At the age of eighteen, semi-literate, destitute, bewildered and directionless after spending his adolescence in Liverpool’s so-called ‘care’ system, Malik Al Nasir (then known by his former name Mark T. Watson) talked his way backstage after a concert to meet his hero, Gil Scott-Heron. Turning to leave after complimenting the singer on his performance, he is called back: “Hold on a minute, brother. What’s going on round here? I heard y’all had some riots?” The subsequent conversation changed Al Nasir’s life, and Letters to Gil movingly yet unsentimentally chronicles this transformation.

Taken into ‘care’ at nine after his father is paralysed, Al Nasir enters a nightmare world which will be all too familiar to anyone who’s read Lemn Sissay’s extraordinary memoir My Name is Why: cruelty, neglect and racism combine to render his life almost unbearable, and only his determination to survive and prove his worth prevent his being irredeemably overwhelmed – a quality Gil Scott-Heron seems instinctively to recognise at their chance meeting, taking him on as factotum/pupil and eventually, surrogate son/confidant. 

Malik Al Nasir’s account of his early life, while frank and touching, is at once a searing indictment of the institutional racism at the heart of the contemporary ‘care’ system, a moving illustration of the redemptive power of music and poetry (personified by Gil Scott-Heron), and (almost incidentally), courtesy of its intimate glimpses of moments in the lives of Scott-Heron himself and other pioneers such as Jalal Nuriddin, a valuable insider’s account of the roots of rap and hip-hop.
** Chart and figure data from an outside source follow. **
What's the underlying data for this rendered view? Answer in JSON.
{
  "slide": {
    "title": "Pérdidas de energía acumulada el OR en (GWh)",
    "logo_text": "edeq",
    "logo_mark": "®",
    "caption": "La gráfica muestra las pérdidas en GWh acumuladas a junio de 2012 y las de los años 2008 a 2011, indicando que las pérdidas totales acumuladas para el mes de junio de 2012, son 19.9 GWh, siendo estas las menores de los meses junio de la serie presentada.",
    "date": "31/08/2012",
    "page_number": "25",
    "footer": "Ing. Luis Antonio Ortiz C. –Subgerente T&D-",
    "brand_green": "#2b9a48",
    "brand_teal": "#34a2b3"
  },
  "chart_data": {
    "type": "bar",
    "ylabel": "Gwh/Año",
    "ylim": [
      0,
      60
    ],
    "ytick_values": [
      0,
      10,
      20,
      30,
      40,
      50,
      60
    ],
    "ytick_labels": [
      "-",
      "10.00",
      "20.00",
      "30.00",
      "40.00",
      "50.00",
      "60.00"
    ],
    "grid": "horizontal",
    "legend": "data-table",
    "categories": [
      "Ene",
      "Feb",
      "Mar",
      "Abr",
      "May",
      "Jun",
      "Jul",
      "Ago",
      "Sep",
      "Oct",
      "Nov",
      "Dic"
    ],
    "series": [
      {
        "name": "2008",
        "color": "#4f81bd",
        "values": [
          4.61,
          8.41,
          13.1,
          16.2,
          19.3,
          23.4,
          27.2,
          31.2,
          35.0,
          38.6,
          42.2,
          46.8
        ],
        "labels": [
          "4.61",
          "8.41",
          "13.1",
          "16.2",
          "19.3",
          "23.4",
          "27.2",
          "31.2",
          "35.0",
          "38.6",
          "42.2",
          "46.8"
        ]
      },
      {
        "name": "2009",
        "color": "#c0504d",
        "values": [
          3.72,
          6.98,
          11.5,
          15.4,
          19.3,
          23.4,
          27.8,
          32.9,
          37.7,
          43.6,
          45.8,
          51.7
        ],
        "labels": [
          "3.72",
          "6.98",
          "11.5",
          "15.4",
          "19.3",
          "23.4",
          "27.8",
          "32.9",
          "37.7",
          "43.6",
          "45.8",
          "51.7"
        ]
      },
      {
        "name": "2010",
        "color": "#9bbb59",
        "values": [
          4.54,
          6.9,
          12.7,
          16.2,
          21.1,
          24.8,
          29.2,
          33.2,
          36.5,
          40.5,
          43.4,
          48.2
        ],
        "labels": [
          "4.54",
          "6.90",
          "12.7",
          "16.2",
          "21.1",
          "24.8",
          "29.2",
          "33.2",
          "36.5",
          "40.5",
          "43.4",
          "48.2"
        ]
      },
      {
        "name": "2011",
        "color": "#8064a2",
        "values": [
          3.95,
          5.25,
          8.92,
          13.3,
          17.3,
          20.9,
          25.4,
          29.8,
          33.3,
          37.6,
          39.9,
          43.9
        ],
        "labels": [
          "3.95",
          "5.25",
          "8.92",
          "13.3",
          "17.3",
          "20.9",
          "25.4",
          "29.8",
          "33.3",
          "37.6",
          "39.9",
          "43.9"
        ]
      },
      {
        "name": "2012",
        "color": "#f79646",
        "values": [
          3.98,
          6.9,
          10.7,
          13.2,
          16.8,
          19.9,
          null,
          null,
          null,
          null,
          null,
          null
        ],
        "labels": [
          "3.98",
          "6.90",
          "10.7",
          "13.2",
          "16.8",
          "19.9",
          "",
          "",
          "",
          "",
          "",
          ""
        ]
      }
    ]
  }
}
As Lemn Sissay points out in his characteristically sensitive and lucid introduction, by telling his story, Malik Al Nasir joins an ‘illustrious company’ of survivors ‘who have lived to tell epic tales of betrayal and redemption’. A harrowing yet ultimately heartening memoir, Letters to Gil transcends the purely personal to make an important contribution to the burgeoning science of public history, championed by the likes of David Olusoga.

‘Letters to Gil: A Memoir’ was published on 2 September.